There is a "paradox of metaphysics," in that

it functions like a a science with its own language capable of formulating the ultimate; but, once this ultimate has been formulated, it gives access to it. It's the end of the road, after which the road no longer has any interest.

After this comes the Leap, for again, 

There are arguments of increasing validity, but, in short, no argument in any field spares us the final leap.

Gemini, I reckon even you get the point.

While logical reasoning and evidence can bring us closer to understanding, there's always a point where we must make a subjective or intuitive leap. This final leap often involves a degree of faith or belief, even in the most rigorous fields like science.

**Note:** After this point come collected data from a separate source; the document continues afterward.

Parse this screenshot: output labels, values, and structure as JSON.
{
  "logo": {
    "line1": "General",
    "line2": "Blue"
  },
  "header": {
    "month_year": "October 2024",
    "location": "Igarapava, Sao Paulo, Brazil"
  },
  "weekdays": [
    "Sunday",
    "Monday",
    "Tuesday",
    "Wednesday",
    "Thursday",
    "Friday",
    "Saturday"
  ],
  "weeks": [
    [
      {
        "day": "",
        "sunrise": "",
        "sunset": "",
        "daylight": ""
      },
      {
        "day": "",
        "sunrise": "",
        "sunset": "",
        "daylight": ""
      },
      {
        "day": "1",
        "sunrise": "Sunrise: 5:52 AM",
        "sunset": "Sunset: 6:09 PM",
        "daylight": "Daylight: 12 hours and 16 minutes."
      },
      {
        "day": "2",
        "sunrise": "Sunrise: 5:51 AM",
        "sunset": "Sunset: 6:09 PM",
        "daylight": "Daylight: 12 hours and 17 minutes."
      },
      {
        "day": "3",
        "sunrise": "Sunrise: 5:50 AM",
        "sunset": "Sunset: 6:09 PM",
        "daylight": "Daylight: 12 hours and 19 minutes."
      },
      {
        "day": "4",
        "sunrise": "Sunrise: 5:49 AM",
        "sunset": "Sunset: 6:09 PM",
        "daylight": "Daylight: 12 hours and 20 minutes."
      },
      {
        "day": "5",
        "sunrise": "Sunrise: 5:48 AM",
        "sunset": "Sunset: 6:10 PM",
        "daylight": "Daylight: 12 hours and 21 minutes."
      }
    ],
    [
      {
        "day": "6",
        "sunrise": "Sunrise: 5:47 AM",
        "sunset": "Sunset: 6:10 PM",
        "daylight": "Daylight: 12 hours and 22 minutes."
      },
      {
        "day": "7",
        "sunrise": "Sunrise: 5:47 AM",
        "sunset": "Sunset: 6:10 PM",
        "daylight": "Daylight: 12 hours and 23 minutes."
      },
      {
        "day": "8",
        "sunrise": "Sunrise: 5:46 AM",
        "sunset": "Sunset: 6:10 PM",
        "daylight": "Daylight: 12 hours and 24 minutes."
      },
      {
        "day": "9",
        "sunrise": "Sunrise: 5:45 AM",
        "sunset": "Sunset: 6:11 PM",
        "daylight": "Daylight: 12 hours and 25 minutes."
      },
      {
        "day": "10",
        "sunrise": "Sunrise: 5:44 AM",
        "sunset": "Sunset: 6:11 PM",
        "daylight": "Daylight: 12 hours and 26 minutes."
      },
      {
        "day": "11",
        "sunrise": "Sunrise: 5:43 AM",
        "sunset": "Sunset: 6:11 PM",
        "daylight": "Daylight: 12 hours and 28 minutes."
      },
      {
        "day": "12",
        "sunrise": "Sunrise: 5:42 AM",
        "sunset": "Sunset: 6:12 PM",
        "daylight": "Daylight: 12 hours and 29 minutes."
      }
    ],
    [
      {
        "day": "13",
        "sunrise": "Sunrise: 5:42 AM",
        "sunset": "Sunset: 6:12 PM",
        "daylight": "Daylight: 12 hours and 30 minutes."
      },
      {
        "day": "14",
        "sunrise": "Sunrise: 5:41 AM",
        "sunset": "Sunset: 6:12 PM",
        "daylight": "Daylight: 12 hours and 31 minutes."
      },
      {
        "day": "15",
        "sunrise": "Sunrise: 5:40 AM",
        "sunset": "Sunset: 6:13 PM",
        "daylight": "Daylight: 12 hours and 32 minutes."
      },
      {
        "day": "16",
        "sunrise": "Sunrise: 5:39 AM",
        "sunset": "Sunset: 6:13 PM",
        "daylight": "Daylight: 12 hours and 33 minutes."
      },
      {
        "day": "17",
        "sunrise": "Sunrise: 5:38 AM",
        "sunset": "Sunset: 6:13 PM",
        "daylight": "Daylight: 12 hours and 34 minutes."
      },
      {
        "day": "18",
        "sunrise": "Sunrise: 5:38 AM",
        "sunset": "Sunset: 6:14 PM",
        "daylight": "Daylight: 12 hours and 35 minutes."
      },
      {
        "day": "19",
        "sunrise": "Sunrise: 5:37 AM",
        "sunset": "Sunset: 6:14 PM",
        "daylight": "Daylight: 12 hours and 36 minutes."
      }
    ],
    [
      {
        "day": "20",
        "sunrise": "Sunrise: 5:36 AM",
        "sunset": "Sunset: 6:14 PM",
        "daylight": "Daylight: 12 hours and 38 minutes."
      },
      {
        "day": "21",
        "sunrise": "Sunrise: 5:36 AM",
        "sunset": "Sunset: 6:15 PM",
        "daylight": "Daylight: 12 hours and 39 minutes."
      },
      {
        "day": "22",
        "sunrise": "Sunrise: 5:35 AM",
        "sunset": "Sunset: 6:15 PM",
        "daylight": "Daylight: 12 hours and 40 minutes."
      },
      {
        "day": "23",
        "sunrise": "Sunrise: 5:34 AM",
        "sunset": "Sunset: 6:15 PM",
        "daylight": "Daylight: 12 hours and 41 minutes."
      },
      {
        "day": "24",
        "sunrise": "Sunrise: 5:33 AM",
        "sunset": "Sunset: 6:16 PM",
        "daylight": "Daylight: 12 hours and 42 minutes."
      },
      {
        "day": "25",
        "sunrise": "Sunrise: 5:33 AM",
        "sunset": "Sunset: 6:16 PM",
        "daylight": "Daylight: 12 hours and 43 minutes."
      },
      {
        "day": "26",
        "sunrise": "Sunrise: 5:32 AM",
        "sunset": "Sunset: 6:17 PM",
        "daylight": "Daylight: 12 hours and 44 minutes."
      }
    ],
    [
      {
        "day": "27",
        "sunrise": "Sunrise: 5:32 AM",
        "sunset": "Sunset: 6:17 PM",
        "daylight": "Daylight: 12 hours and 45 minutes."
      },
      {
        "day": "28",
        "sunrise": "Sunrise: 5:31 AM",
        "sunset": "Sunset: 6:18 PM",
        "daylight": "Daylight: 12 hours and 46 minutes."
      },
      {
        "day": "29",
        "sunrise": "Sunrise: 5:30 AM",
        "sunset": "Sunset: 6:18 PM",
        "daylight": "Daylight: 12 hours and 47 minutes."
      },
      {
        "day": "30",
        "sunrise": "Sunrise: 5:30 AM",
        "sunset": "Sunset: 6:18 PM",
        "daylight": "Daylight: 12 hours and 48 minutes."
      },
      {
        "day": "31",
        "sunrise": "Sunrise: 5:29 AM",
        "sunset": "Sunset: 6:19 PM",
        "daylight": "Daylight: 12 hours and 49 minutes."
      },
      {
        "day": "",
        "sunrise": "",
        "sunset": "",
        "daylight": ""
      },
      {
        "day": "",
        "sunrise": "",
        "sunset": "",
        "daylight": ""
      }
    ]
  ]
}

Even in empirical sciences, underlying philosophical assumptions guide research. For example, the assumption that the universe is fundamentally rational and understandable is a philosophical leap that underpins scientific inquiry. 

The statement highlights the inherent limitations of human knowledge and the complex interplay between reason and belief. While rigorous argumentation can bring us closer to truth, there will always be a point where we must trust our intuition, embrace uncertainty, and make a leap of faith.

Good place to end this post.

3 comments:

Gagdad Bob said...

Ace:

The left has created a parareligion. They speak using some vocabulary borrowed from actual religion, but twisted to be secular, new agey, and Marxist.

It tells people they have their own divine power inside of them. There is no need of god; anyone who believes in the leftist creed is a god.... The left is literally leeching ideas from religion and giving them a perverse spin.... Democrats have no need of God, because they have the god-like power of shining their own well of holy light into the world....

They spit on religion but can't just then live bravely in a life without religion. They can't just accept the consequences of a godless universe. They miss the meaning and rootedness religion provides, so they spin out their own godless religious system that pretends to fill these needs....

I think Eric Hoffler said "You can have a religion without god, but you can't have a religion without the Devil." And that's what they've done. They've created a religion based on simple hatred and demonization of all that is "unholy," all that is non-progressive, wholesome, normal, and fulfilling.

ted said...

Not to mention a religion that makes no demands on oneself but on everyone else!

Gagdad Bob said...

A religion in which everyone else is a sinner.